Acte V - Scène VI



(FÉLIX, SÉVÈRE, PAULINE, ALBIN, FABIAN)

SÉVÈRE
Père dénaturé, malheureux politique, Esclave ambitieux d'une peur chimérique, Polyeucte est donc mort ! Et par vos cruautés Vous pensez conserver vos tristes dignités ! La faveur que pour lui je vous avais offerte, Au lieu de le sauver, précipite sa perte ! J'ai prié, menacé, mais sans vous émouvoir, Et vous m'avez cru fourbe, ou de peu de pouvoir ! Eh bien ! à vos dépens vous verrez que Sévère Ne se vante jamais que de ce qu'il peut faire, Et par votre ruine il vous fera juger Que qui peut bien vous perdre eût pu vous protéger. Continuez aux dieux ce service fidèle, Par de telles horreurs montrez-leur votre zèle. Adieu, mais quand l'orage éclatera sur vous, Ne doutez point du bras dont partiront les coups.

FÉLIX
Arrêtez-vous, Seigneur, et d'une âme apaisée, Souffrez que je vous livre une vengeance aisée. Ne me reprochez plus que par mes cruautés Je tâche à conserver mes tristes dignités : Je dépose à vos pieds l'éclat de leur faux lustre. Celle où j'ose aspirer est d'un rang plus illustre ; Je m'y trouve forcé par un secret appas, Je cède à des transports que je ne connais pas, Et par un mouvement que je ne puis entendre, De ma fureur je passe au zèle de mon gendre. C'est lui, n'en doutez point, dont le sang innocent Pour son persécuteur prie un Dieu tout-puissant ; Son amour épandu sur toute la famille Tire après lui le père aussi bien que la fille. J'en ai fait un martyr, sa mort me fait chrétien ; J'ai fait tout son bonheur, il veut faire le mien. C'est ainsi qu'un chrétien se venge et se courrouce. Heureuse cruauté dont la suite est si douce ! Donne la main, Pauline. Apportez des liens ; Immolez à vos dieux ces deux nouveaux chrétiens. Je le suis, elle l'est, suivez votre colère.

PAULINE
Qu'heureusement enfin je retrouve mon père ! Cet heureux changement rend mon bonheur parfait.

FÉLIX
Ma fille, il n'appartient qu'à la main qui le fait.

SÉVÈRE
Qui ne serait touché d'un si tendre spectacle ? De pareils changements ne vont point sans miracle. Sans doute vos chrétiens, qu'on persécute en vain, Ont quelque chose en eux qui surpasse l'humain : Ils mènent une vie avec tant d'innocence, Que le ciel leur en doit quelque reconnaissance ; Se relever plus forts, plus ils sont abattus, N'est pas aussi l'effet des communes vertus.
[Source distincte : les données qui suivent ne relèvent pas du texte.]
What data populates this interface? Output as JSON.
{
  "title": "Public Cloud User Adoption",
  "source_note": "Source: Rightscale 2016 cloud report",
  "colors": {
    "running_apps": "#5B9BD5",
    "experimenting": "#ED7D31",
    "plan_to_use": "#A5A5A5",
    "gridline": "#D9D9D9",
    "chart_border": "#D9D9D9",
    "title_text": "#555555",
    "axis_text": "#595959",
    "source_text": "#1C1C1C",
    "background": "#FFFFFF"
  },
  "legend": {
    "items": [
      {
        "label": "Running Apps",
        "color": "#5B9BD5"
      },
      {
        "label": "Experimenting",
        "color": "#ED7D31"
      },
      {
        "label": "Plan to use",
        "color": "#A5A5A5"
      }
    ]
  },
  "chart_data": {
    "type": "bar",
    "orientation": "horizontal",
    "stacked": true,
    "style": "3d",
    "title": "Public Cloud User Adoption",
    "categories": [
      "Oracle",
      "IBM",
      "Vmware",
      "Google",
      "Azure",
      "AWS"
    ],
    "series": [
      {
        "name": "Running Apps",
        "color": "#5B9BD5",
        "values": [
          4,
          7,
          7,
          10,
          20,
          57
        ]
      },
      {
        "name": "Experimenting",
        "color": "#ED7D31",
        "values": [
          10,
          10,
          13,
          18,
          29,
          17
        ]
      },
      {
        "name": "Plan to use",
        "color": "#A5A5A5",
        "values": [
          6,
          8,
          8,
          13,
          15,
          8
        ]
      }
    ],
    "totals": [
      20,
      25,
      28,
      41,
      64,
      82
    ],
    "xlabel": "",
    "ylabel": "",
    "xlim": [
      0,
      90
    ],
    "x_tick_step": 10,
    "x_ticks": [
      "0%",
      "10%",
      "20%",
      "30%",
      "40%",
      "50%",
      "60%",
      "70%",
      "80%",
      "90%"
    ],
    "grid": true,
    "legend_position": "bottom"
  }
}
Je les aimai toujours, quoi qu'on m'en ait pu dire ; Je n'en vois point mourir que mon cœur m'en soupire, Et peut-être qu'un jour je les connaîtrai mieux J'approuve cependant que chacun ait ses dieux, Qu'il les serve à sa mode, et sans peur de la peine. Si vous êtes chrétien, ne craignez plus ma haine : Je les aime, Félix, et de leur protecteur Je n'en veux pas sur vous faire un persécuteur. Gardez votre pouvoir, reprenez-en la marque, Servez bien votre Dieu, servez notre monarque, Je perdrai mon crédit envers Sa Majesté, Ou vous verrez finir cette sévérité : Par cette injuste haine il se fait trop d'outrage.

FÉLIX
Daigne le ciel en vous achever son ouvrage, Et pour vous rendre un jour ce que vous méritez, Vous inspirer bientôt toutes ses vérités ! Nous autres, bénissons notre heureuse aventure, Allons à nos martyrs donner la sépulture, Baiser leurs corps sacrés, les mettre en digne lieu, Et faire retentir partout le nom de Dieu.